A. Coincident with the addition of or increase in a known serotonergic agent to an established medication regimen, at least three of the following clinical features are present:

1. mental status changes ( confusion, hypomania)
2. agitation
3. myoclonus
4. hyper reflexia
5. diaphoresis ( profuse perspiration)
6. shivering
7. tremor
8. diarrhoea
9. incoordination
10. fever

B. Other etiologies (eg infectious, metabolic, substance abuse or withdrawal) have been ruled out.

C. A neuroleptic had not been started or increased in dosage prior to the onset of the signs or symptoms listed above.

It is important to note that studies have shown that approximately 75% of cases present with 24 hours of the increase or addition of a serotonergic agent.

Clinical circumstances leading to serotonin syndrome include:
- overdose
- multiple agent overdose
- supratherapeutic doses
- paediatric presentation
- breast milk penetration
- drug interactions

The drugs implicated include:
- TCA’S
- MAOI’s
- Lithium
- Carbamazepine
- Neuroleptics
- Moclobemide and selegiline
- SSRI’s
- Nefazodone
- Venlafaxine
- Mirtazapine
- Buspirone
- Anti-retrovirals (affect the metabolism of serotonin agent)
- Pethidine
- Dextromethorphan
- Fentanyl
- Tramadol
- Triptan antimigraine drugs
- MDMA(ecstasy), cocaine, LSD
- Bupropion

Why does it happen?
- poorly understood by prescribers and pharmacists
- inappropriate dosing
- lack of evidence-based practice
- pharmacokinetic interactions (eg SSRI’s profoundly inhibit the metabolic clearance of TCA’s, so a small dose of TCA added to a SSRI will in fact give the response of a much higher dose)
- non-specific signs
- Inappropriate washout periods ( guideline are given but the period required is dependent on the individual patient circumstances eg young fit patient compared to an older frail patient and community setting compared to hospital).

Mechanism
It is thought to occur as a result of overstimulation of the 5HT1A receptor and may also involve the 5HT2 and 5HT3 receptors.
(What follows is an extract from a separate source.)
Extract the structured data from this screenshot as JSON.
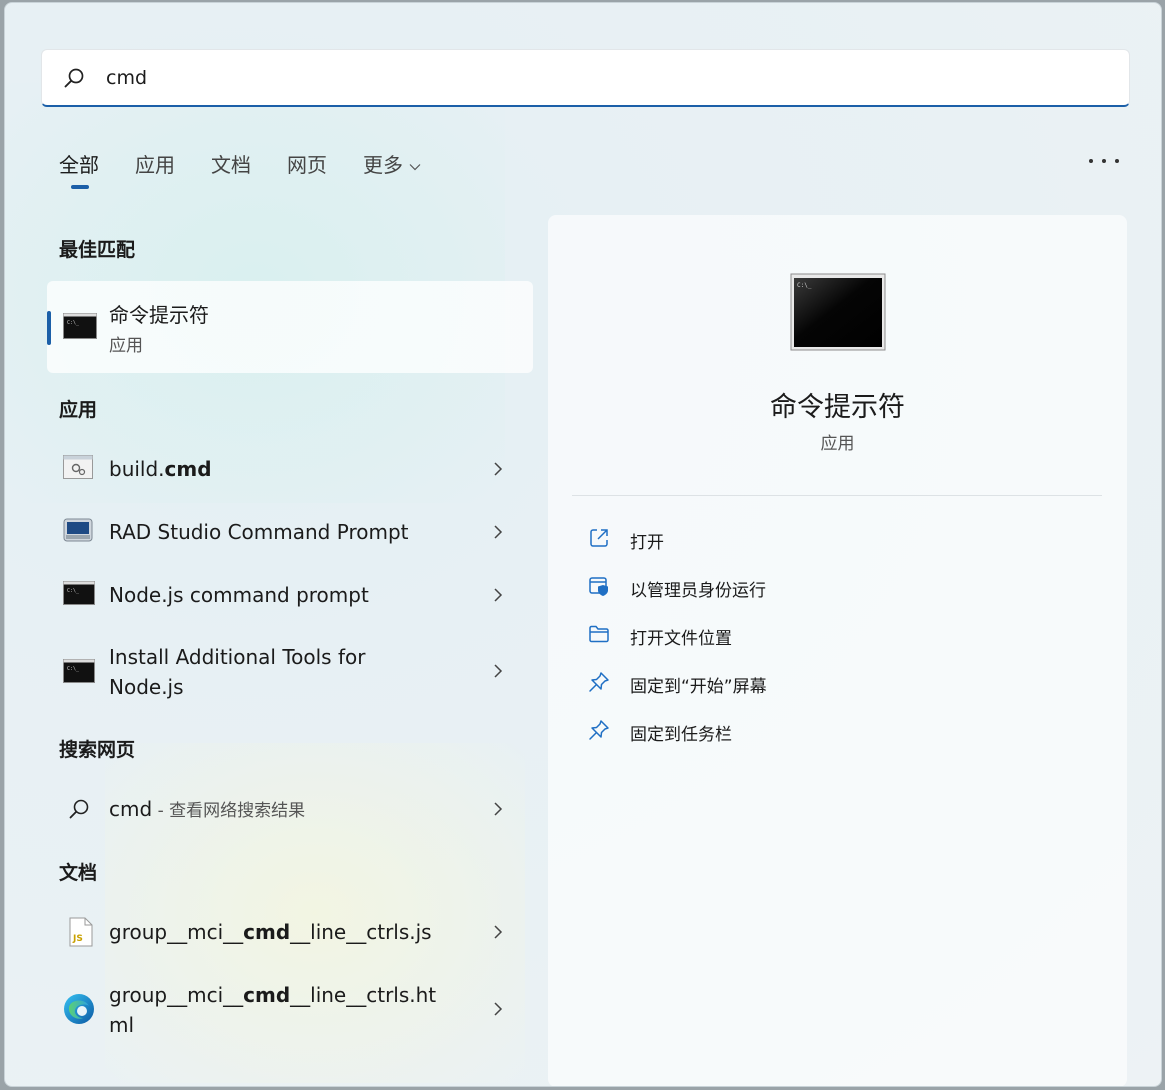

There appears to be an overlap with the neuroleptic malignant syndrome and longer acting agents are associated with a poorer prognosis.

Management
- discontinuation of the offending agents
- supportive care
- IV fluids
- Chlorpromazine (antiserotonic agent)
- Dantrolene ( muscle relaxant)
- Cyproheptadine ( antiserotonic agent)

In summary the serotonin syndrome is a self –limiting condition that resolves quickly when the offending serotonergic agents are removed, although fatalities can occur, so early recognition and treatment is vital. Whilst the exact incidence is unknown it is probably more common than appreciated and could continue to rise as more agents enter the market. Increased awareness by prescribers and pharmacists of the potential for this to occur when increasing doses or using combination therapy will help to prevent this potentially life threatening event from occurring.